Amenities on and around the High Street include food and drink stores, health and beauty outlets, trades and services, a variety of shops, an art gallery and a sports centre.

There are three churches:
- Church of Scotland
- Episcopal Church of Scotland (St Mary's)
- Roman Catholic (St. Fillans)

A second Church of Scotland church, St. Fillans, originally a Free Church, was demolished in 1981.

==Newport-on-Tay and the arts==
The arts have played a major role in the shaping of Newport and its neighbourhood. In 1905 the Tayport Artists' Circle was formed, including James Douglas, Anna Douglas, Alec Grieve, Stewart Carmichael, William Bradley Lamond, Charles Adamson and the so-called "Painter's painter" David Foggie. Led by Frank Laing, their aim was to have an influence through art on the industrial environment; this is explained in a letter from Laing to the town planner/architect Patrick Geddes.

Many teachers of fine art in the University of Dundee's Duncan of Jordanstone College of Art and Design have migrated towards Newport-on-Tay and its north-west facing position for the quality of light. Scottish artists such as John Byrne, Will Maclean and Marian Leven are associated with the area. A local community arts centre, The Forgan Arts, provides courses in arts and crafts.
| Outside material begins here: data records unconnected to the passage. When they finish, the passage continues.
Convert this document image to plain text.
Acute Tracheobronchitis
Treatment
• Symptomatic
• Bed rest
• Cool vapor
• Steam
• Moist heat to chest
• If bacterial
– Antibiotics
The Tatha art gallery opened in Newport-on-Tay in 2014.

==Notable people==
- Sir John Leng (1828–1906), politician and publisher.
- John Leng Sturrock (1878–1943), politician
- Valentine Fleming (1882–1917), Conservative politician
- George Ranken Tudhope (1893–1955) pathologist
- Sir Charles Lambe (1900–1960), First Sea Lord, Admiral of the Fleet; born in Dorset, residence Newport, died Newport 1960
- Marie Dare (1902–1976), composer and cellist was born here
- Scott Sutherland (1910–1984), sculptor
- Dave Duncan (1933–2018), writer was born here
- Horse McDonald (born 1958), singer–songwriter was born here.